Einleitung und Fragestellung: Computerprogramme für Allgemeinmedizinpraxen halten in Deutschland wie in Frankreich eine Reihe von Funktionen vor, die eine bessere Patientenversorgung und die Einsparung von Zeit und Arbeitskraft ermöglichen. Hier wurde evaluiert, ob diese Funktionen in der hausärztlichen Praxis auch genutzt werden und welche Faktoren eine Nutzung fördern oder hemmen.

Material und Methoden: Seit 2013 finden in Frankreich im Rahmen des bestehenden ärztlichen Fortbildungswesens erstmals spezifische Fortbildungen zu Praxisprogrammen statt. Bis dahin gab es keine systematisch organisierte Schulung von niedergelassenen Ärzten (m/w, nachfolgend nur die männliche Form) in der Nutzung ihrer Computerprogramme.

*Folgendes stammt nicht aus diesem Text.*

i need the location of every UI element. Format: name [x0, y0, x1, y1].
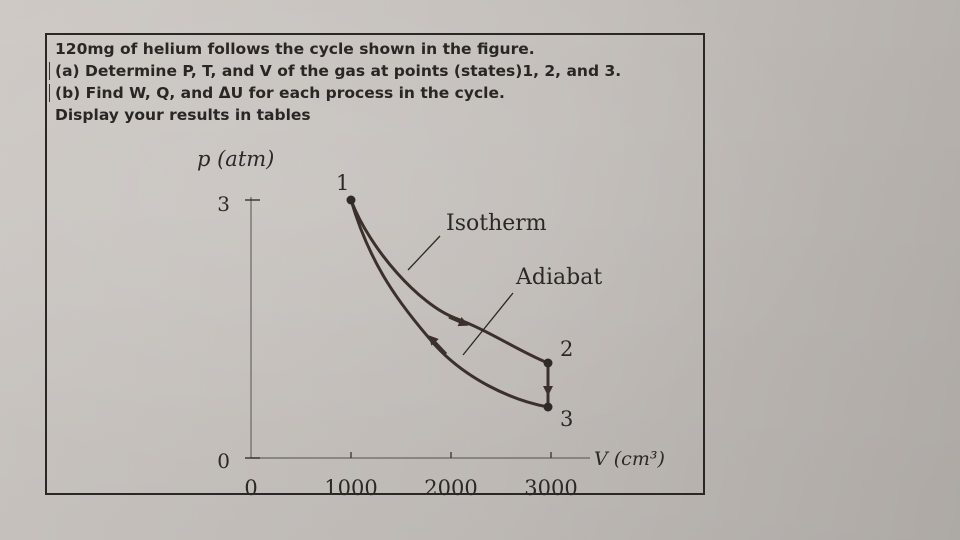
state-point-2: [543, 358, 553, 368]
x-tick-label-2000: 2000: [424, 476, 477, 500]
problem-line-tables: Display your results in tables: [55, 106, 311, 124]
isotherm-label: Isotherm: [446, 211, 547, 236]
adiabat-direction-arrow: [428, 335, 448, 356]
adiabat-label: Adiabat: [515, 265, 602, 290]
x-axis-label: V (cm³): [594, 448, 665, 470]
isotherm-direction-arrow: [448, 315, 469, 327]
state-label-3: 3: [560, 407, 573, 431]
state-point-1: [346, 195, 356, 205]
state-label-2: 2: [560, 337, 573, 361]
state-point-3: [543, 402, 553, 412]
adiabat-leader-line: [462, 292, 514, 356]
problem-box: [45, 33, 705, 495]
y-axis-label: p (atm): [197, 147, 274, 171]
y-tick-label-0: 0: [217, 449, 230, 473]
y-tick-label-3: 3: [217, 192, 230, 216]
isotherm-leader-line: [407, 235, 441, 271]
state-label-1: 1: [336, 171, 349, 195]
problem-line-part-b: (b) Find W, Q, and ΔU for each process i…: [49, 82, 695, 104]
problem-line-part-a: (a) Determine P, T, and V of the gas at …: [49, 60, 695, 82]
x-tick-label-1000: 1000: [324, 476, 377, 500]
problem-statement: 120mg of helium follows the cycle shown …: [49, 38, 695, 126]
problem-line-intro: 120mg of helium follows the cycle shown …: [55, 40, 535, 58]
x-tick-label-0: 0: [244, 476, 257, 500]
x-tick-label-3000: 3000: [524, 476, 577, 500]
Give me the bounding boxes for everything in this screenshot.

Bei solchen Schulungen, die bei einer Gruppengröße von 10 bis 20 Teilnehmern typischerweise einen Tag dauern, wurde mittels eines Fragebogens die Verwendung der einzelnen Funktionen des Marktführers Axisanté 5 (Compugroup, genutzt von über 25 000 Allgemeinmedizinern) evaluiert sowie Informationen über das Benutzerprofil des Arztes erhoben. Die Auswertung der Fragebögen erfolgt mit SPSS 18. Die bisher 73 erhaltenen Fragebögen von vorgesehenen etwa 200 zeigen bereits signifikante Ergebnisse. Auf der Jahrestagung im September sollen die vollständigen Ergebnisse der Studie vorgestellt werden.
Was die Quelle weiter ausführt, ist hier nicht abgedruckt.